Improvements related to “Features”:
- Node distribution on the inner boundary. In order to support the Lagrangian grid formulation, the spatial grid nodes need to be “spawned” and then advected with the solar wind flow. In EPREM, the originating location of these nodes is referred to as the inner boundary, and each individual node is spawned from template positions located on the spherical shell of the inner boundary. Template positions themselves are initialized from a node distribution on a unit sphere, rescaled by the inner boundary radius. To distribute the node positions on the unit sphere, original EPREM tiles each face of the unit cube into a rectangular grid based on the number of rows and columns for each face, then takes the norm of a radius vector pointing to the center of each tile. Unfortunately, this transformation produces highly uneven node placement, with significant clumping towards the edges of the cube. The consequence of such placement bias, is that the spatial distribution of nodes does not uniformly represent the flow differences, and additionally introduces resampling artifacts. We have developed alternative node placement strategies to alleviate this problem.
- Seed function series and seed layers. The spatial inner boundary condition is sourced from the injected distribution at the inner boundary of the simulation grid. The model of the distribution at the inner boundary is commonly referred to as the “seed source”. The original EPREM used a the same time-invariable model for the seed source on the entire inner boundary.

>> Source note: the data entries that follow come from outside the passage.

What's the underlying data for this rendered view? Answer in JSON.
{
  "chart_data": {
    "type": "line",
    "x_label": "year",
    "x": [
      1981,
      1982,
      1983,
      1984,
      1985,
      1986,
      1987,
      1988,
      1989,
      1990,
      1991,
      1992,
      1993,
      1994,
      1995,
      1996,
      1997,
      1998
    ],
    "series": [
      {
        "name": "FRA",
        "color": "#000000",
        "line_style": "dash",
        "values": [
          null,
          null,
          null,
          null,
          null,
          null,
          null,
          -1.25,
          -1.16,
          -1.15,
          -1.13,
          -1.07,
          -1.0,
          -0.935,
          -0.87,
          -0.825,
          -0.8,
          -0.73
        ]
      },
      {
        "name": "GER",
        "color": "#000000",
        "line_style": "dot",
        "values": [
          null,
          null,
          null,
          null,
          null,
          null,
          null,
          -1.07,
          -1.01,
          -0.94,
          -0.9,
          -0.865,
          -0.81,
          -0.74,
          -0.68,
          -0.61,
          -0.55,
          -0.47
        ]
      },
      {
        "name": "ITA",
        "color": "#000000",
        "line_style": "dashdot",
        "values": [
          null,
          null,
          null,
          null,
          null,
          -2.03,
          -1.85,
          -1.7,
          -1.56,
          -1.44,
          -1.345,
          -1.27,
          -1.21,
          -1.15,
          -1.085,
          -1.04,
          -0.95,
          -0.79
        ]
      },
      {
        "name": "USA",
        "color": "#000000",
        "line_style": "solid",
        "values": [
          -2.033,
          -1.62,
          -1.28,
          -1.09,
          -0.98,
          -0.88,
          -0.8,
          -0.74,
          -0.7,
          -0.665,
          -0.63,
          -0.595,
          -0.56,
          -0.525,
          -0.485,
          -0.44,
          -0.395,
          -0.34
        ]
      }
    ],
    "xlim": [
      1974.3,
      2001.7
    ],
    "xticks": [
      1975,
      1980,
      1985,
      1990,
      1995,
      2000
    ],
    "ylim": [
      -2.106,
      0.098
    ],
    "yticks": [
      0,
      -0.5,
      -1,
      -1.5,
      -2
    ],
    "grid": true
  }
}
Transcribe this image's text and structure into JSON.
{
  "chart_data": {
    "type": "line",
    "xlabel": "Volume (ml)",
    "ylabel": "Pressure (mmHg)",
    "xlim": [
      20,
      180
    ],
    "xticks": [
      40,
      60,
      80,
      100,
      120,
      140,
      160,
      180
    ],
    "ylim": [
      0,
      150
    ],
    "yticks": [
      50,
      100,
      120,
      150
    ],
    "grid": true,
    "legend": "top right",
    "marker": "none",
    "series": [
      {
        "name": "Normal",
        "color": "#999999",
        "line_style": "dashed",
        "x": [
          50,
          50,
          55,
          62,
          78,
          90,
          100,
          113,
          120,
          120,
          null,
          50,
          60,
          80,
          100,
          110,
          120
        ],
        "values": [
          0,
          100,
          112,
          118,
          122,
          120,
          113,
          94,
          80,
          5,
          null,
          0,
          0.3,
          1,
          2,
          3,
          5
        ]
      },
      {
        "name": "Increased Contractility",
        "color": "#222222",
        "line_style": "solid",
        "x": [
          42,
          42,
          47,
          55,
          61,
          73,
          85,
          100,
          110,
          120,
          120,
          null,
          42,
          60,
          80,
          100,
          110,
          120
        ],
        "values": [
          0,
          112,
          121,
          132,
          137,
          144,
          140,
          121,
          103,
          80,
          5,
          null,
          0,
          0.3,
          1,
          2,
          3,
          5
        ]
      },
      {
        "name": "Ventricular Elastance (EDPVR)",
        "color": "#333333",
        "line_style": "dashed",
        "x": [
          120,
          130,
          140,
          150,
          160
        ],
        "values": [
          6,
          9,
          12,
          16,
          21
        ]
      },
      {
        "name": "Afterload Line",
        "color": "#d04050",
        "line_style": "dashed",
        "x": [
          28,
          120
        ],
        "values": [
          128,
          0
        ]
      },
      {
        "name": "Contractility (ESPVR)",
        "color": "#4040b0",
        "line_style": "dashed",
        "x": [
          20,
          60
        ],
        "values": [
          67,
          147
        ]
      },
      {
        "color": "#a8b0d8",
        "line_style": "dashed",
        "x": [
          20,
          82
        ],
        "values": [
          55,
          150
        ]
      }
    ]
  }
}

This is a simplified physical model of a power-law spectrum, but it is sufficient to approximate the real-world spectra in many conditions. In our implementation, the seed model is isolated from the rest of the code, and the exact implementation is made opaque to the caller. The seed interface accepts a list of nodes, energies and pitch angles to apply the seed to, and writes the corresponding values into the destination buffer. The interface remains flexible to satisfy arbitrary seed models, including time- and space-dependent. Figure 2 shows the resulting heliospheric distribution in an equatorial plane, top-down projection.